In the Bible God says that what you do to the least of these you do to me, and what you don’t do to the least of these you don’t do to me.  It’s the same in an organization, if somebody lies on you then they’re lying on the organization, but if they are pointing out a flaw then that’s a flaw in the organization.  We cannot carry ourselves as an individual when involved in something bigger than ourselves.  We must see the bigger picture always.  If somebody went behind our back and it was true then that is good for the collective.  I know this is easier said than done, and I probably wouldn’t want to look at it this way if I was the person going through this.  But it is a lesson that we must learn.  We were hired to do a specific role in an organization with a certain vision.  If we can’t live up to the role or if it comes out that we’re not living up to the role then the part that we play is in jeopardy of failing, which completely contradicts the purpose of us being there.  This must be exposed, so that the problem can be fixed.  We can’t take it personally. 

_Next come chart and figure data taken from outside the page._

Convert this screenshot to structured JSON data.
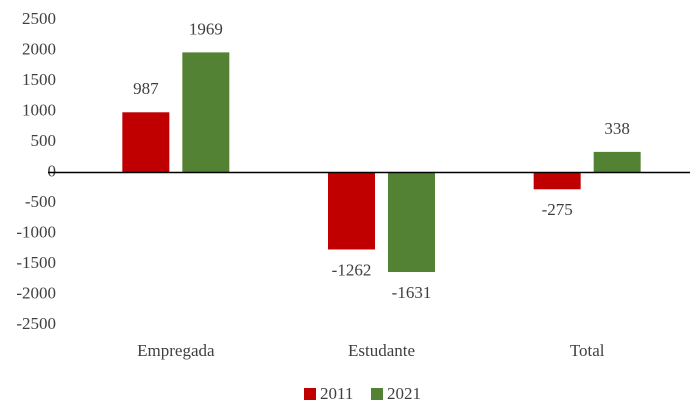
{
  "chart_data": {
    "type": "bar",
    "categories": [
      "Empregada",
      "Estudante",
      "Total"
    ],
    "series": [
      {
        "name": "2011",
        "color": "#c00000",
        "values": [
          987,
          -1262,
          -275
        ]
      },
      {
        "name": "2021",
        "color": "#548235",
        "values": [
          1969,
          -1631,
          338
        ]
      }
    ],
    "ylim": [
      -2500,
      2500
    ],
    "yticks": [
      -2500,
      -2000,
      -1500,
      -1000,
      -500,
      0,
      500,
      1000,
      1500,
      2000,
      2500
    ],
    "grid": false,
    "legend": "bottom"
  }
}
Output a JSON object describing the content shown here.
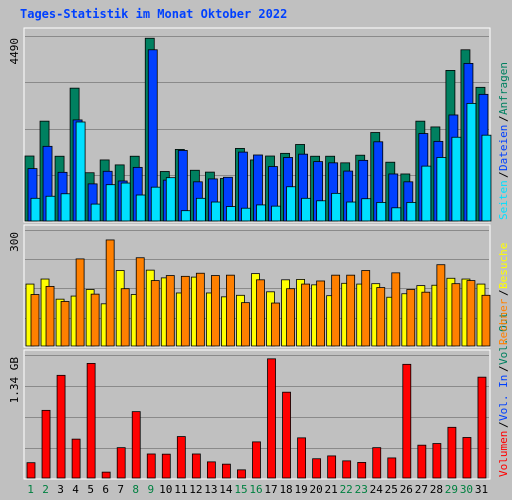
{
  "colors": {
    "background": "#C0C0C0",
    "title": "#0040FF",
    "weekday_label": "#000000",
    "weekend_label": "#008040",
    "sep": "#8A8A8A",
    "anfragen": "#008060",
    "dateien": "#0040FF",
    "seiten": "#00E0FF",
    "besuche": "#FFFF00",
    "rechner": "#FF8000",
    "volumen": "#FF0000"
  },
  "chart_data": {
    "type": "bar",
    "title": "Tages-Statistik im Monat Oktober 2022",
    "x": [
      "1",
      "2",
      "3",
      "4",
      "5",
      "6",
      "7",
      "8",
      "9",
      "10",
      "11",
      "12",
      "13",
      "14",
      "15",
      "16",
      "17",
      "18",
      "19",
      "20",
      "21",
      "22",
      "23",
      "24",
      "25",
      "26",
      "27",
      "28",
      "29",
      "30",
      "31"
    ],
    "weekend_days": [
      "1",
      "2",
      "8",
      "9",
      "15",
      "16",
      "22",
      "23",
      "29",
      "30"
    ],
    "grid": true,
    "panels": [
      {
        "id": "top",
        "ylim": [
          0,
          4490
        ],
        "ytick_label": "4490",
        "series": [
          {
            "name": "Anfragen",
            "color": "#008060",
            "values": [
              1575,
              2420,
              1570,
              3220,
              1170,
              1480,
              1360,
              1570,
              4430,
              1200,
              1735,
              1230,
              1185,
              1030,
              1760,
              1480,
              1575,
              1640,
              1855,
              1570,
              1570,
              1410,
              1595,
              2145,
              1425,
              1140,
              2420,
              2280,
              3650,
              4150,
              3240
            ]
          },
          {
            "name": "Dateien",
            "color": "#0040FF",
            "values": [
              1270,
              1810,
              1180,
              2450,
              900,
              1205,
              970,
              1300,
              4150,
              990,
              1710,
              950,
              1020,
              1060,
              1670,
              1600,
              1320,
              1540,
              1620,
              1440,
              1410,
              1210,
              1470,
              1920,
              1140,
              950,
              2120,
              1930,
              2570,
              3820,
              3070
            ]
          },
          {
            "name": "Seiten",
            "color": "#00E0FF",
            "values": [
              550,
              600,
              660,
              2400,
              410,
              880,
              920,
              630,
              820,
              1050,
              250,
              550,
              460,
              350,
              310,
              390,
              360,
              830,
              550,
              490,
              670,
              460,
              540,
              450,
              320,
              450,
              1330,
              1540,
              2030,
              2850,
              2080
            ]
          }
        ]
      },
      {
        "id": "middle",
        "ylim": [
          0,
          300
        ],
        "ytick_label": "300",
        "series": [
          {
            "name": "Besuche",
            "color": "#FFFF00",
            "values": [
              160,
              173,
              121,
              129,
              146,
              109,
              195,
              133,
              196,
              176,
              137,
              178,
              137,
              127,
              131,
              187,
              140,
              171,
              172,
              158,
              130,
              162,
              160,
              161,
              126,
              135,
              156,
              157,
              175,
              173,
              160
            ]
          },
          {
            "name": "Rechner",
            "color": "#FF8000",
            "values": [
              133,
              154,
              115,
              225,
              134,
              274,
              148,
              228,
              169,
              182,
              180,
              188,
              182,
              183,
              112,
              171,
              111,
              148,
              160,
              168,
              183,
              183,
              195,
              151,
              189,
              146,
              139,
              210,
              161,
              169,
              131
            ]
          }
        ]
      },
      {
        "id": "bottom",
        "ylim": [
          0,
          1.34
        ],
        "ytick_label": "1.34 GB",
        "series": [
          {
            "name": "Volumen",
            "color": "#FF0000",
            "values": [
              0.167,
              0.738,
              1.12,
              0.424,
              1.25,
              0.064,
              0.331,
              0.724,
              0.262,
              0.26,
              0.452,
              0.262,
              0.176,
              0.151,
              0.089,
              0.394,
              1.3,
              0.936,
              0.438,
              0.21,
              0.241,
              0.187,
              0.17,
              0.331,
              0.219,
              1.24,
              0.358,
              0.376,
              0.553,
              0.442,
              1.1
            ]
          }
        ]
      }
    ],
    "legend": [
      "Volumen",
      "Vol. In",
      "Vol. Out",
      "Rechner",
      "Besuche",
      "Seiten",
      "Dateien",
      "Anfragen"
    ],
    "legend_colors": [
      "#FF0000",
      "#0040FF",
      "#008060",
      "#FF8000",
      "#FFFF00",
      "#00E0FF",
      "#0040FF",
      "#008060"
    ],
    "legend_placement": "right, vertical"
  }
}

The only thing we can do to combat this is to be blameless.  As I said we must do what we know to do so that if somebody stabs us in the back we are doing what we’re supposed to be doing and it shows.  We as followers need to always have proof that we’re doing our job to the standard that was established prior to us showing up, or even at a higher standard than was established.  We must make ourselves a valuable part of our organization so that if somebody says something bad about us, it’ll be looked at by our leaders as a misunderstanding instead of a fact.  We need to remove any future doubt by our present work.